Un aspecto destacado en la dirección han sido muchos de los planos desde diferentes ángulos que ayudan a enfocar lo importante de la escena, y darle un enfoque que aportaba riqueza y frescura a un buen ritmo de película.

En rueda de prensa ante una pregunta totalmente incorrecta de un compañero que no había entendido la película, el director Víctor García León explicaba que su película va en contra de los padres porque son, en general, lamentables educadores de los hijos.

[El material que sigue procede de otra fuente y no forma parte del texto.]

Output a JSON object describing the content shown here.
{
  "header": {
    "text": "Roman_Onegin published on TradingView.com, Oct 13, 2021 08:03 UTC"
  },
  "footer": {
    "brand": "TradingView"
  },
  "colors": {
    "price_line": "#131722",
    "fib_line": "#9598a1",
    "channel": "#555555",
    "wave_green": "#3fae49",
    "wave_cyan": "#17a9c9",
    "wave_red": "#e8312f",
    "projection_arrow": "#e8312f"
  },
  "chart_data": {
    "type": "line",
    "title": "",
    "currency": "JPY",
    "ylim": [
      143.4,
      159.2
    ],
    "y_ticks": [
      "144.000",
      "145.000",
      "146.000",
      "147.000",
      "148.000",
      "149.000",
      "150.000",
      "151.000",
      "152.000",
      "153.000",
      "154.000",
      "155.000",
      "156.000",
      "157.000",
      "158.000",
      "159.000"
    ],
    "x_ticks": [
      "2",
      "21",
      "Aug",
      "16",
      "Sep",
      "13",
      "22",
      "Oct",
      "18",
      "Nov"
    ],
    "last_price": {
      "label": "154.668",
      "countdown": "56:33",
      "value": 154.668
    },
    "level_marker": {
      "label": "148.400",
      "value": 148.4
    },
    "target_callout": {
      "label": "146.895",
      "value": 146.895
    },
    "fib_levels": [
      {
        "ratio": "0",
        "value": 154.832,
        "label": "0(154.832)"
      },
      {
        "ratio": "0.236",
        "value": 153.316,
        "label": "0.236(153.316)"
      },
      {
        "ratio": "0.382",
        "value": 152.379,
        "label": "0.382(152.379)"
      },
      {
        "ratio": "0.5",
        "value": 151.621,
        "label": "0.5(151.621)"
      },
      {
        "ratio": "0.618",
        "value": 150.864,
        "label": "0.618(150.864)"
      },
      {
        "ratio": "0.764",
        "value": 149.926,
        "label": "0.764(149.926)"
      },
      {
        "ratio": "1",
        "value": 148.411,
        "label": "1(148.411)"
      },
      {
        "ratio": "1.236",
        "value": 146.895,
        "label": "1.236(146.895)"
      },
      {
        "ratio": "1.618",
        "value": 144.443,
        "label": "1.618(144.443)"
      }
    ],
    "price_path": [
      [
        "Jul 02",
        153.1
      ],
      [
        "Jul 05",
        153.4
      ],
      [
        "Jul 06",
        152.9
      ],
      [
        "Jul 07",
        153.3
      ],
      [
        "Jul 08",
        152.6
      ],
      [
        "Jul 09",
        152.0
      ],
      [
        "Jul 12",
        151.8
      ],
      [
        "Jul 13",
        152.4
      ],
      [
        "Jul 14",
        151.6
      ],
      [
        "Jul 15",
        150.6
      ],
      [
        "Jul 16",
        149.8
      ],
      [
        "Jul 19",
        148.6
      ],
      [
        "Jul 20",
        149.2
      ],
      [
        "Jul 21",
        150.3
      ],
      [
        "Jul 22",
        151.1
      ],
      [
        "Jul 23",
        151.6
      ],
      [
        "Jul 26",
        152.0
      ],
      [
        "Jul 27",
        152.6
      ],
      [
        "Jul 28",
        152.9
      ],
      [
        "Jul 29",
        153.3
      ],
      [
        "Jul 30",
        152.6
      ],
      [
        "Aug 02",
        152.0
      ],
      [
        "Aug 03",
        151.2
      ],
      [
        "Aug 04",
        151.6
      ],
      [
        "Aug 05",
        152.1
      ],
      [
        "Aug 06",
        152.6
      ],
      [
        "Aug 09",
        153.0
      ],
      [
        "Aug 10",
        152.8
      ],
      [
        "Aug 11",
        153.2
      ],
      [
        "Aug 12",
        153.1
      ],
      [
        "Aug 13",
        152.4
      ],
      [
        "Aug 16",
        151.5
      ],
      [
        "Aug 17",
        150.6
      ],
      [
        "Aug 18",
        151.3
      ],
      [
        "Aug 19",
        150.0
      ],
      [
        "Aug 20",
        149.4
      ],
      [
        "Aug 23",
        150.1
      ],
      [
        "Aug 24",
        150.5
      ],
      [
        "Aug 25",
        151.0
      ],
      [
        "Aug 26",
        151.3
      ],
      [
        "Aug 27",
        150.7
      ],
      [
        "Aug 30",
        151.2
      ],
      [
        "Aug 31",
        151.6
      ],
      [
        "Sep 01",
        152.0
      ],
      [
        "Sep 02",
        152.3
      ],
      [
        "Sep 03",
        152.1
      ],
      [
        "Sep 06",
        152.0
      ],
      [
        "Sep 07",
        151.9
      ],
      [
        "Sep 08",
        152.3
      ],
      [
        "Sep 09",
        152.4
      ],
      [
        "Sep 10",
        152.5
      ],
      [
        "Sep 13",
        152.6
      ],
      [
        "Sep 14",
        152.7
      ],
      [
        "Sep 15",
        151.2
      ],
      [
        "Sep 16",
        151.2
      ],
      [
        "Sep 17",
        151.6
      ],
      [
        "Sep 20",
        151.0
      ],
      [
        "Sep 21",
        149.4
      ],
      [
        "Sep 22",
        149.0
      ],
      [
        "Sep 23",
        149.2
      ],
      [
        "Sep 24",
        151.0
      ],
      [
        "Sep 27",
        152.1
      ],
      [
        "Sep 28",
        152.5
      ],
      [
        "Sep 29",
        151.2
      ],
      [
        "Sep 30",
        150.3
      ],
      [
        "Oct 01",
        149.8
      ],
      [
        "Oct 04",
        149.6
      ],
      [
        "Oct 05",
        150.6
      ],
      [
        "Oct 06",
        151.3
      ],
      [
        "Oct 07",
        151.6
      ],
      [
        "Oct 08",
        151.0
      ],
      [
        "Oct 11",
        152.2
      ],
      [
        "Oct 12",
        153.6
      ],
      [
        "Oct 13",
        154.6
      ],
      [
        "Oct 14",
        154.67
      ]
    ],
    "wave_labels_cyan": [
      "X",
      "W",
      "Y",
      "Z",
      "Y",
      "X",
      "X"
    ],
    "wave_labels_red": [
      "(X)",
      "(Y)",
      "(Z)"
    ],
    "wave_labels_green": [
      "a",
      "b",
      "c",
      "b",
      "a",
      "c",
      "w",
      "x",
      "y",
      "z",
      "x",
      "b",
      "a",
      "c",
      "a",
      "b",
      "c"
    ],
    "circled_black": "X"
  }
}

Y, como confesaba posteriormente, casi todos los profesores estarían de acuerdo en lo que dice, y yo le doy totalmente la razón, siendo hija de una de las mejores maestras del planeta.

Borja Cobeaga, como guionista de «Altas Capacidades» junto al director definía en este encuentro con periodistas, que los padres se transformaron de los ausentes en los 80 a los padres «helicópteros» en las generaciones posteriores, en el sentido que están siempre muy preocupados y muy tensos, y esos miedos se proyectan en los hijos. Marían Álvarez por su parte alababa que siendo su personaje muy complicado, el guión era tan bueno que pudo hasta sentirse igual que su personaje, Alicia, considerando incluso cambiar a sus hijos de colegio.

Estando dos de mis actores favoritos del mundo mundial como son Israel Elejalde y Juan Diego Botto, una dirección de nuevo sublime provocadora de mis mejores carcajadas reflexivas de la mano de Víctor García León pues solo puedo dar gracias por este arranque que me ha dado una dosis de energía tremenda para lo que nos espera. Eso sí, tardaré en quitarme esa imagen de Israel bailando reggaeton, o a lo mejor soy demasiado generosa con el verbo «bailar», y me costará librarme de que se sabe alguna de esas letras…¿donde quedaron los versos de «Hamlet»?.